The yuan accounted for 1.72 percent of payments, up from 1.64 percent the previous month, Society for Worldwide International Financial Telecommunications reported today. The value of transactions increased 13.2 percent and the currency ranked seventh in terms of usage, Swift said.
China started direct trading between the yuan and the Singaporean dollar this week, after last month making the euro exchangeable for its currency in Shanghai. Similar links exist for the U.S., Australian and New Zealand dollars, the British pound and Japan’s yen, while South Korea plans to announce measures tomorrow to support yuan-related financial services. – Bloomberg
The rise of the Yuan as a viable and accepted currency for global payments has been swift, with more than 23 nations implementing new currency swap lines through October of 2014. This means that the Yuan is ready to fully float as an international trade currency and has gained massive support through Hong Kong’s choosing to peg its currency to the Yuan after decades of being tied to the dollar.

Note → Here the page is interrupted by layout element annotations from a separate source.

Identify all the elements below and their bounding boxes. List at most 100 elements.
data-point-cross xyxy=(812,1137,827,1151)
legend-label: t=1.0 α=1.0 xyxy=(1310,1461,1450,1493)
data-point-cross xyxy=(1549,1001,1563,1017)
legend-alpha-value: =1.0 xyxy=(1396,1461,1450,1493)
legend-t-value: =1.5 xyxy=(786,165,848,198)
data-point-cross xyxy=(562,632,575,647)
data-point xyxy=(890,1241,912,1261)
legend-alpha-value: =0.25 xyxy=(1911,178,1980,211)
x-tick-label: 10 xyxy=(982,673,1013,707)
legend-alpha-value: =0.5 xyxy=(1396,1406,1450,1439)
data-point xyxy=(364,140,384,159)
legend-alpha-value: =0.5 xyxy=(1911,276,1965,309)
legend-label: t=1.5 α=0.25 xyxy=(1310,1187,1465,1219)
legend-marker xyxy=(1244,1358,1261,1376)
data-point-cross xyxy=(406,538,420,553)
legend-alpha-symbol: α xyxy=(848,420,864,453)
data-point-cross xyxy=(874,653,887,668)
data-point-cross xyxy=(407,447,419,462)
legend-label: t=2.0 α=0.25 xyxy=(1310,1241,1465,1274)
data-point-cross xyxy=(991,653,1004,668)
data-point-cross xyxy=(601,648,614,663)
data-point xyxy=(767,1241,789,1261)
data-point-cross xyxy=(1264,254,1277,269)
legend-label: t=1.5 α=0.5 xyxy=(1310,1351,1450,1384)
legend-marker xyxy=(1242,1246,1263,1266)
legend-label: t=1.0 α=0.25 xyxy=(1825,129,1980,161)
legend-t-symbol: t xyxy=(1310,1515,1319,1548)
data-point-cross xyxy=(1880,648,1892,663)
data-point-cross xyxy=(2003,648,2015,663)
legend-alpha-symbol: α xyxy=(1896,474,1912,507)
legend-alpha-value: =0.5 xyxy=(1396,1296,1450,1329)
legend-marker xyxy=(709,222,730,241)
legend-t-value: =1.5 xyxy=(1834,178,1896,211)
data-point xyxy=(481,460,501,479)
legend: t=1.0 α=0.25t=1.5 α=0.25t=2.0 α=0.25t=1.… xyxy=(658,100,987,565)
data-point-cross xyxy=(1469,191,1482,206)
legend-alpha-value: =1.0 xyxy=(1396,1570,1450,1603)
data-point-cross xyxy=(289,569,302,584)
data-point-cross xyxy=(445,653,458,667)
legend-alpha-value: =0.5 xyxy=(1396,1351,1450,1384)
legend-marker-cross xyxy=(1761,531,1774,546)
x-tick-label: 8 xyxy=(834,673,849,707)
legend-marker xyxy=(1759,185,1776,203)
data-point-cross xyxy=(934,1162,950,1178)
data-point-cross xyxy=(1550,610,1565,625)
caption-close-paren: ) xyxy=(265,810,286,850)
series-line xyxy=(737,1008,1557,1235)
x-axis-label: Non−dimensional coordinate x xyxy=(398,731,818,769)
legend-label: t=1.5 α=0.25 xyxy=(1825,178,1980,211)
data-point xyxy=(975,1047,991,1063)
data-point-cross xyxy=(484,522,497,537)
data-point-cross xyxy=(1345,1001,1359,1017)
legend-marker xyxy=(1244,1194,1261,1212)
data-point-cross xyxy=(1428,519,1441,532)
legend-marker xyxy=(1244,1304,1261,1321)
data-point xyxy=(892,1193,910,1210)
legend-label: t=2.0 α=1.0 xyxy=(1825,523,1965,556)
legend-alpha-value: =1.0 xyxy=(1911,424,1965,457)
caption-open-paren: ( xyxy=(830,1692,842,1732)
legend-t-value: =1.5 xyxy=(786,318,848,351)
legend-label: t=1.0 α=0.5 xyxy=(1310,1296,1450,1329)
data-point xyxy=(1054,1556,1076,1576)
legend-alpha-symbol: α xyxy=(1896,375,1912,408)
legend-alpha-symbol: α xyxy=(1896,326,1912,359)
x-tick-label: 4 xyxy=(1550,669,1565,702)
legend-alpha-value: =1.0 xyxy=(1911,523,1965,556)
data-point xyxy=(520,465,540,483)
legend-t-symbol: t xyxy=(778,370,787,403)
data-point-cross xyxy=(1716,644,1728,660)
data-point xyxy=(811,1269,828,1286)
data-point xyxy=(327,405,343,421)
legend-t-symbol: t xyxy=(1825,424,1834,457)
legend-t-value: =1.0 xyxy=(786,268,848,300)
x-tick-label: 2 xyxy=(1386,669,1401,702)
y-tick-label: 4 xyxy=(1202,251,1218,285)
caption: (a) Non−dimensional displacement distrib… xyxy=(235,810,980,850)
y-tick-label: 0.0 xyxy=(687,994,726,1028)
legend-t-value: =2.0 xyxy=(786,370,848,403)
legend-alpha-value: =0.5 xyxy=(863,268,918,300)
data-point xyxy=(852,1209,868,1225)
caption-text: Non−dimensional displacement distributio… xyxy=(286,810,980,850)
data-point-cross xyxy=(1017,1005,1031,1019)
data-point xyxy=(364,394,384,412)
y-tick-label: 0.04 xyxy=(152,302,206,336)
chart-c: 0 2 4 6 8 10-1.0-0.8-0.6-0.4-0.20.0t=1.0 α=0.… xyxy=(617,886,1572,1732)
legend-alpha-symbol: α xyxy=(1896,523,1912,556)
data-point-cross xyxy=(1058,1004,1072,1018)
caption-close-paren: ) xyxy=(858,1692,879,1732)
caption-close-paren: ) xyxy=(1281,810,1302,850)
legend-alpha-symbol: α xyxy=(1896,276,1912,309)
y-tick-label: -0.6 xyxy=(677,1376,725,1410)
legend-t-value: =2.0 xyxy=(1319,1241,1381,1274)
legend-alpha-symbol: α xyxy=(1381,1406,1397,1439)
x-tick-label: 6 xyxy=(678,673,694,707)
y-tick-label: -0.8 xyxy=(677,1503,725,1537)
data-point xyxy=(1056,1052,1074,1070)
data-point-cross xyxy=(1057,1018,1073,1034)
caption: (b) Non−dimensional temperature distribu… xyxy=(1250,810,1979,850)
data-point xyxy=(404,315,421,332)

Europe is also quickly migrating over to the Yuan as nations in the EU vie for a larger share of China’s international banking. Britain recently became the first nation to recognize and sell a Chinese bond on the open market which will only increase the number of investors helping to grow and build the future of China’s economy.
As the European and American banking systems continue to reside in a mire of debt and need for even more money printing to remain solvent, acceptance of a new currency for international trade is quickly rising in the East. And with many of the major Eastern economies like Russia, Singapore, and Hong Kong all turning towards China, and away from the U.S. and Europe, global use of the Yuan for international trade will continue to put pressure on dollar hegemony and eventually bring about a global demand for a look towards a new reserve currency that includes the Chinese Yuan.